Persoalan kesulitan air telah disampaikan kepada setiap jenjang pemerintahan di Kabupaten Mabar, Namun hingga saat ini kebutuhan air bersih bagi warga tidak terpenuhi.
"Hanya janji" ketusnya.
Menurutnya, air kali tersebut juga dimanfaatkan beberapa desa lainnya untuk mengairi sejumlah lahan pertanian.
Sehingga, pihaknya menduga air dari Kali Wae Rae juga telah terkontaminasi pestisida.
Sementara itu, warga lainnya, Endang (13) mengaku, sejak usia 6 tahun telah menimba air di Kali Wae Rae.
"Saya timba air dari setiap pagi dan sore pakai jeriken untuk bantu orang tua. Kalau timba biasanya kami rame-rame," kata Endang.
Endang berharap, pemerintah dapat membantu masyarakat di desanya sehingga persoalan kesulitan air bersih dapat teratasi.

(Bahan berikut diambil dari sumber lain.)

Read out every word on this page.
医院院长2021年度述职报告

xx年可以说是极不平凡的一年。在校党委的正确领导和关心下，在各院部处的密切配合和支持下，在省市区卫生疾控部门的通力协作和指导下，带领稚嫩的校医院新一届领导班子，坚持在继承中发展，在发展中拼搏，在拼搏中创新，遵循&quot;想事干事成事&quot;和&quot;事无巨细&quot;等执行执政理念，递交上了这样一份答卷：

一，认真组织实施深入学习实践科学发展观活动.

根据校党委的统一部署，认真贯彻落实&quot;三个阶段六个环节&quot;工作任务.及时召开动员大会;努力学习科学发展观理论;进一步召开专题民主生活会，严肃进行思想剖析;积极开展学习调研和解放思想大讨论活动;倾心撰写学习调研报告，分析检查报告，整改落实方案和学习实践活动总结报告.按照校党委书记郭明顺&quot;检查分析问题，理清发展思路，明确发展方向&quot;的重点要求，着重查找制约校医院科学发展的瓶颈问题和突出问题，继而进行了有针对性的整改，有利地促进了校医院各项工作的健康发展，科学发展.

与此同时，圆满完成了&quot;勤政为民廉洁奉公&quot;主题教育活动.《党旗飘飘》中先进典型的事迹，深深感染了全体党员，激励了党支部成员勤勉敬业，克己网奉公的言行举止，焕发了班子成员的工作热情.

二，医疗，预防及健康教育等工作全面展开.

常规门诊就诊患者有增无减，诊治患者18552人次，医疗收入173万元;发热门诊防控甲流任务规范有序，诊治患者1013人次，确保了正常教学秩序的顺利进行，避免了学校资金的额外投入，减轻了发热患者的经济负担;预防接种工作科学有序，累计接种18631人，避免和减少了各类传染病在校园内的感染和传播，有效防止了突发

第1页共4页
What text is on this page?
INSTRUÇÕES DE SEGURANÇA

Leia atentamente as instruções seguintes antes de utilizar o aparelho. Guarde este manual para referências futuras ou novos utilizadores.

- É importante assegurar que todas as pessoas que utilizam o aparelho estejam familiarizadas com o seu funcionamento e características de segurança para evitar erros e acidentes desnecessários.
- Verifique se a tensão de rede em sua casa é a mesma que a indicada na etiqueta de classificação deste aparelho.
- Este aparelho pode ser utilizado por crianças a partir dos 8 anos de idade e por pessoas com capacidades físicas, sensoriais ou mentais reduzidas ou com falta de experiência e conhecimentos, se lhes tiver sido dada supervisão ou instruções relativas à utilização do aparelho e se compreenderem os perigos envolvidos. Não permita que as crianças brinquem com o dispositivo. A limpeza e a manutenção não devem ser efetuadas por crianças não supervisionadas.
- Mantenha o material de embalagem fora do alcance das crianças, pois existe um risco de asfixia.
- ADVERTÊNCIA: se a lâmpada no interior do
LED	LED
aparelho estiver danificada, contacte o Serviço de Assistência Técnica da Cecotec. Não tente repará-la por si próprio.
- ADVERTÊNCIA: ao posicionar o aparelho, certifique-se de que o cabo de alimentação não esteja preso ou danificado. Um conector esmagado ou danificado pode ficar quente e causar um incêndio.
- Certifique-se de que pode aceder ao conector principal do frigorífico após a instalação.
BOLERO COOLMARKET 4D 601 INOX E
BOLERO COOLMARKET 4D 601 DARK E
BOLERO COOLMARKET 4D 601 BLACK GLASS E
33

Sementara itu, penelurusan POS-KUPANG.COM, beberapa ternak kerbau milik warga sengaja diikat di pinggir kali sehingga dapat bebas berendam di dalam kali.
Kali Wae Rae juga menjadi batas antara Desa Persiapan Golo Tanggar dengan Desa Compang Longgo, tepat pada batas desa ini, banyak kendaraan bermotor roda dua dan roda empat terparkir untuk dicuci. (ii).